Kıbrıs’ın jeopolitik konumu , İngiltere-ABD-AB ve Kıbrıs’ta çözümsüzlük

Abone Ol

1877-1878 (93 Harbi) Osmanlı-Rus  Savaşında  Osmanlı Devleti’nin yenilmesi üzerine  3 Mart 1878’de Ayestefanos Barış Antlaşması (Yeşilköy) imzalanmıştı. İlgili antlaşmanın oldukça ağır hükümler içermesi üzerine  İngiltere’nin başını çektiği  devletler Osmanlı ve Rus  Devletlerine birer nota vererek söz konusu antlaşmanın yerine  13 Haziran 1878’de İngiltere, Avusturya-Macaristan, Fransa, Almanya, Rusya  ve Osmanlı Devleti arasında  Berlin Antlaşması imzalanmıştı.

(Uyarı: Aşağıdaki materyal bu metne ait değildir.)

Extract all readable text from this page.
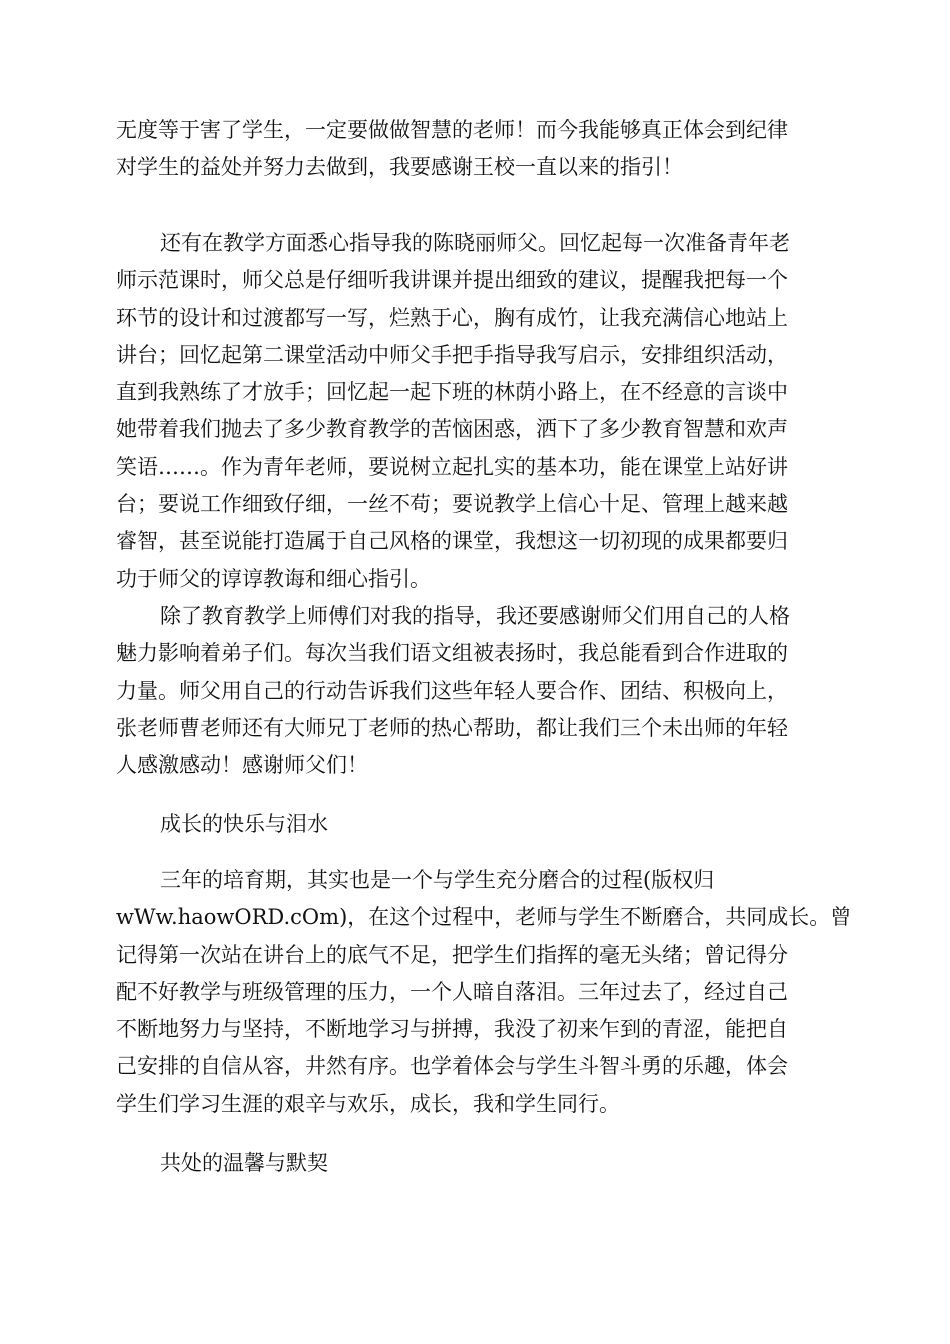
无度等于害了学生，一定要做做智慧的老师！而今我能够真正体会到纪律
对学生的益处并努力去做到，我要感谢王校一直以来的指引！
还有在教学方面悉心指导我的陈晓丽师父。回忆起每一次准备青年老
师示范课时，师父总是仔细听我讲课并提出细致的建议，提醒我把每一个
环节的设计和过渡都写一写，烂熟于心，胸有成竹，让我充满信心地站上
讲台；回忆起第二课堂活动中师父手把手指导我写启示，安排组织活动，
直到我熟练了才放手；回忆起一起下班的林荫小路上，在不经意的言谈中
她带着我们抛去了多少教育教学的苦恼困惑，洒下了多少教育智慧和欢声
笑语……。作为青年老师，要说树立起扎实的基本功，能在课堂上站好讲
台；要说工作细致仔细，一丝不苟；要说教学上信心十足、管理上越来越
睿智，甚至说能打造属于自己风格的课堂，我想这一切初现的成果都要归
功于师父的谆谆教诲和细心指引。
除了教育教学上师傅们对我的指导，我还要感谢师父们用自己的人格
魅力影响着弟子们。每次当我们语文组被表扬时，我总能看到合作进取的
力量。师父用自己的行动告诉我们这些年轻人要合作、团结、积极向上，
张老师曹老师还有大师兄丁老师的热心帮助，都让我们三个未出师的年轻
人感激感动！感谢师父们！
成长的快乐与泪水
三年的培育期，其实也是一个与学生充分磨合的过程(版权归
wWw.haowORD.cOm)，在这个过程中，老师与学生不断磨合，共同成长。曾
记得第一次站在讲台上的底气不足，把学生们指挥的毫无头绪；曾记得分
配不好教学与班级管理的压力，一个人暗自落泪。三年过去了，经过自己
不断地努力与坚持，不断地学习与拼搏，我没了初来乍到的青涩，能把自
己安排的自信从容，井然有序。也学着体会与学生斗智斗勇的乐趣，体会
学生们学习生涯的艰辛与欢乐，成长，我和学生同行。
共处的温馨与默契
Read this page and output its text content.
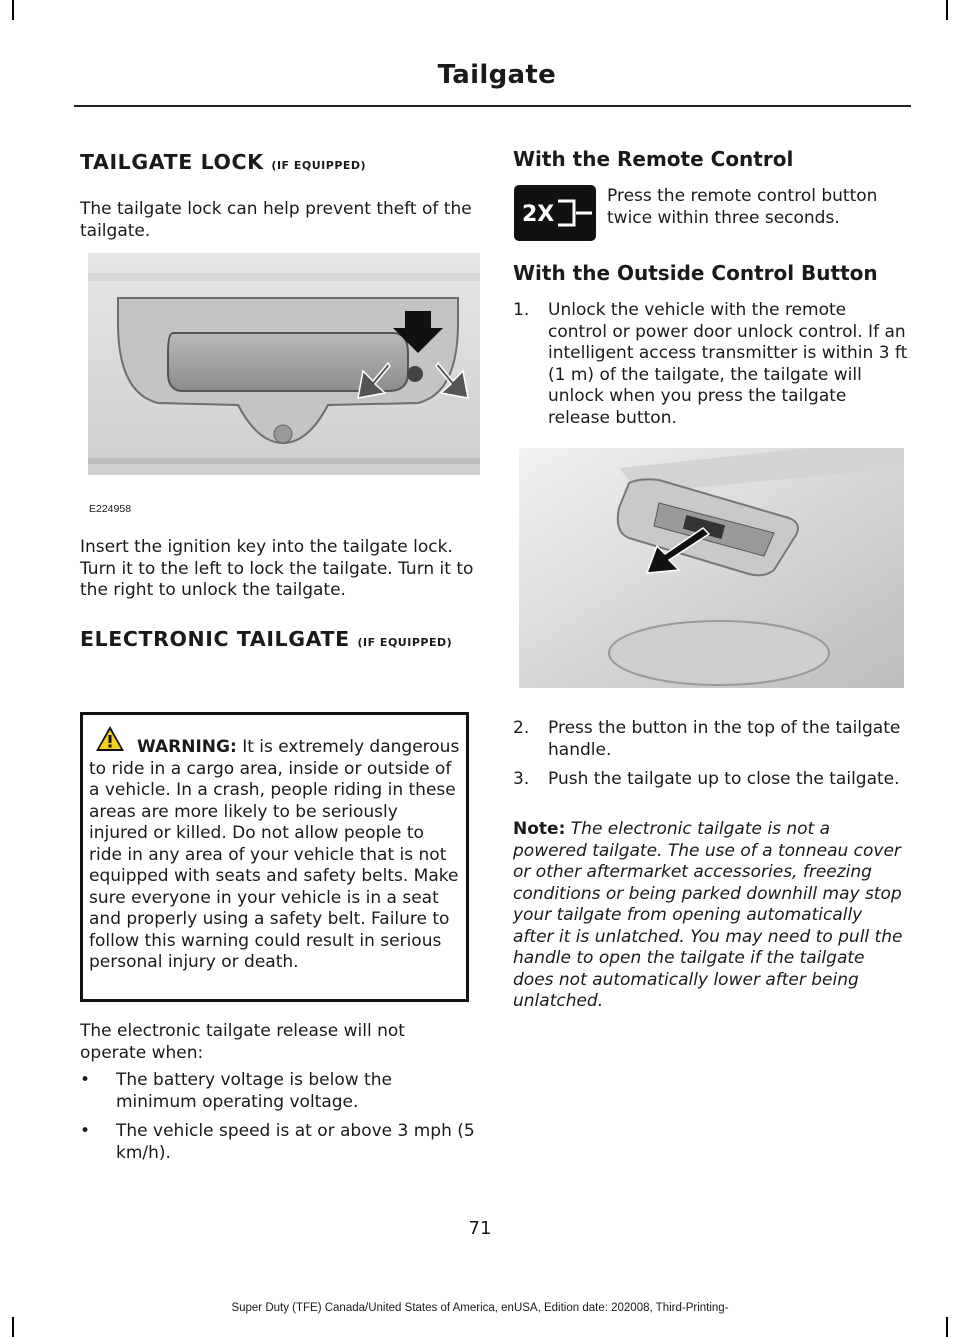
Tailgate
TAILGATE LOCK (IF EQUIPPED)

The tailgate lock can help prevent theft of the tailgate.

E224958

Insert the ignition key into the tailgate lock. Turn it to the left to lock the tailgate. Turn it to the right to unlock the tailgate.

ELECTRONIC TAILGATE (IF EQUIPPED)
WARNING: It is extremely dangerous to ride in a cargo area, inside or outside of a vehicle. In a crash, people riding in these areas are more likely to be seriously injured or killed. Do not allow people to ride in any area of your vehicle that is not equipped with seats and safety belts. Make sure everyone in your vehicle is in a seat and properly using a safety belt. Failure to follow this warning could result in serious personal injury or death.

The electronic tailgate release will not operate when:

• The battery voltage is below the minimum operating voltage.
• The vehicle speed is at or above 3 mph (5 km/h).
With the Remote Control
2X

Press the remote control button twice within three seconds.

With the Outside Control Button
1. Unlock the vehicle with the remote control or power door unlock control. If an intelligent access transmitter is within 3 ft (1 m) of the tailgate, the tailgate will unlock when you press the tailgate release button.
2. Press the button in the top of the tailgate handle.
3. Push the tailgate up to close the tailgate.
Note: The electronic tailgate is not a powered tailgate. The use of a tonneau cover or other aftermarket accessories, freezing conditions or being parked downhill may stop your tailgate from opening automatically after it is unlatched. You may need to pull the handle to open the tailgate if the tailgate does not automatically lower after being unlatched.
71
Super Duty (TFE) Canada/United States of America, enUSA, Edition date: 202008, Third-Printing-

Berlin Konferansında;  Kıbrıs Adasının da yönetiminin  geçici olarak  İngiltere’ye   bırakılmasına karar verilmişti. İngiltere,  Doğu’daki Rus  tehdidini öne sürerek Osmanlı Devletini kendisine bir askeri üs vermesi konusunda ikna etti. Yapılan Antlaşmaya göre Rusya Doğu’da işgal ettiği  Kars, Ardahan ve Batum’dan geri çekilirse; İngiltere de Kıbrıs Adasını boşaltacaktı. Böylece 1878 yılından itibaren Kıbrıs Adası İngiltere’ye kiralanmış oluyordu…

4 Haziran ve 1 Temmuz 1878  tarihlerinde Osmanlı Devleti ve İngiltere arasında  yapılan Antlaşmalarla Kıbrıs’ın idaresi geçici olarak İngiliz Yönetimine verildi.. Bu sayede, İngilizler sömürge  yollarını kontrol  altına almaya ve Akdeniz’de söz sahibi  olmaya  başladı.

O günden itibaren Ortadoğu’nun kontrolünü  elinde bulunduran İngilizler, Ortadoğu’nun  zengin  petrol  yataklarını da  Kıbrıs’ın jeopolitik konumunu kullanarak eline  geçiriyordu…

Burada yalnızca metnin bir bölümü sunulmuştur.